Si Gemuk sebagai Perlambang Kebahagiaan Religius
M. Taufan Musonip
"Kini di tengah merebaknya budaya diet dan obat pelangsing badan. Kultur Gemuk bak samsak yang dipukul cercaan orang-orang yang hidupnya lebih teratur. Padahal gemuk atau kurus adalah badan yang keduanya bisa diambil berkah ibadahnya. Keduanya pula jika melalaikan diri dari ibadah kepada Allah sama-sama juga akan menjadi wadag nafsu. Seperti halnya dalam Tanwirul Qulub, apa-apa yang membuat seorang manusia lalai, meski bukan dalam bentuk makanan dan harta benda tetap saja disebut pecinta dunia.
"Catness" Ink Paint 2023 Karya Endre Penovac |
صِرَا طَ الَّذِيْنَ اَنْعَمْتَ عَلَيْهِمْ ۙ غَيْرِ الْمَغْضُوْبِ عَلَيْهِمْ وَلَا الضَّآلِّيْنَ
"(yaitu) jalan orang-orang yang telah Engkau beri nikmat kepadanya; bukan (jalan) mereka yang dimurkai, dan bukan (pula jalan) mereka yang sesat."
(QS. Al-Fatihah 1: Ayat 7)
Patung Dewa Sidarta Gautama itu gemuk. Kadang dipahat dalam bentuk sedang terlentang miring dan menyungging tawa. Gemuk itu lambang kebahagiaan religius juga. Juga perlambang rasa syukur atas rahmat Allah untuk seorang manusia. Dalam sebuah riwayat, akhir masa hidup Rosulullah Saw (Selawat serta salam senantiasa tercurah padanya, Selawat ummiyi) sebagaimana keterangan Siti Aisyah berbadan gemuk, solat witirnya awalnya 9 rokaat, berkurang menjadi 7 rokaat dan juga pernah terlihat solat duduk. Dalam Fathul Qorib solat sunnah tidak harus berdiri, juga dalam keadaan masakot, solat Fardhu boleh duduk, masakot adalah keadaan sakit yang mengganggu meskipun tidak menyebabkan seseorang tak mampu berdiri sama sekali.

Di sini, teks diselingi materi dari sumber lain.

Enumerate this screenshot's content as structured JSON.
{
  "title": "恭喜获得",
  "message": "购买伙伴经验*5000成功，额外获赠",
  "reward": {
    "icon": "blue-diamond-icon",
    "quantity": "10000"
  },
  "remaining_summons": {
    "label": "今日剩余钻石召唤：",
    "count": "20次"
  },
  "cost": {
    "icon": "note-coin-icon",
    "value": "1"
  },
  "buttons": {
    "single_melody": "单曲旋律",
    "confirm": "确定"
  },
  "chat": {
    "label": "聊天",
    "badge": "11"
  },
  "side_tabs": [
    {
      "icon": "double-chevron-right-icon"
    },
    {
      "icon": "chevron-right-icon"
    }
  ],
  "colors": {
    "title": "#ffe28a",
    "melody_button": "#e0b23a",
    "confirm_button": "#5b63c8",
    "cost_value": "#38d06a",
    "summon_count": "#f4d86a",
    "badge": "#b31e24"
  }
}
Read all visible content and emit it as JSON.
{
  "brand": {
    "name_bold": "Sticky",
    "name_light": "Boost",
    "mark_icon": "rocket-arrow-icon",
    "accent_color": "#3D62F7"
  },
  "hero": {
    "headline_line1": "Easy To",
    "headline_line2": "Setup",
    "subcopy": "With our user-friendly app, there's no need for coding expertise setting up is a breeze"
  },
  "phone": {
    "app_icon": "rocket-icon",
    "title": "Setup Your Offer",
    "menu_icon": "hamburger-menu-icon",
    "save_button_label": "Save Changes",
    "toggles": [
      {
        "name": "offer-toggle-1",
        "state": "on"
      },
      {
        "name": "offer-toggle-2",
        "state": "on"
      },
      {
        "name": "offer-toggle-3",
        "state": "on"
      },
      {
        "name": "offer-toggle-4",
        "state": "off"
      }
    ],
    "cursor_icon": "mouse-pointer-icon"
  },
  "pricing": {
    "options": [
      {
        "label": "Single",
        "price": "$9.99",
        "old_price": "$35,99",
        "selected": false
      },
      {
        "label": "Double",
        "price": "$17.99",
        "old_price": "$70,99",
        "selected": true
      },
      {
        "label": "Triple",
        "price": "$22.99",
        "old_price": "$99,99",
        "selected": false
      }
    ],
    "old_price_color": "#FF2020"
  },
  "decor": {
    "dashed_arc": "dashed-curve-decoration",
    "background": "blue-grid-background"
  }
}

Dalam riwayat lain Sahabat Ali Bin Abi Thalib pun bertubuh tambun, salah seorang murid Imam Hanafi yang dikenal cerdas sebagaimana disebutkan dalam kitab Manakib As'syafii yaitu Muhammad Abu Hasan juga bertubuh tambun, tokoh sufi yang berbadan gemuk ada Hassan Al Basri. Di masa kontemporer ulama yang gemuk ada KH Abdurahman Wahid dan tokoh Muhammadiyah yang menjabat Ketum paling lama yaitu Pak Ar.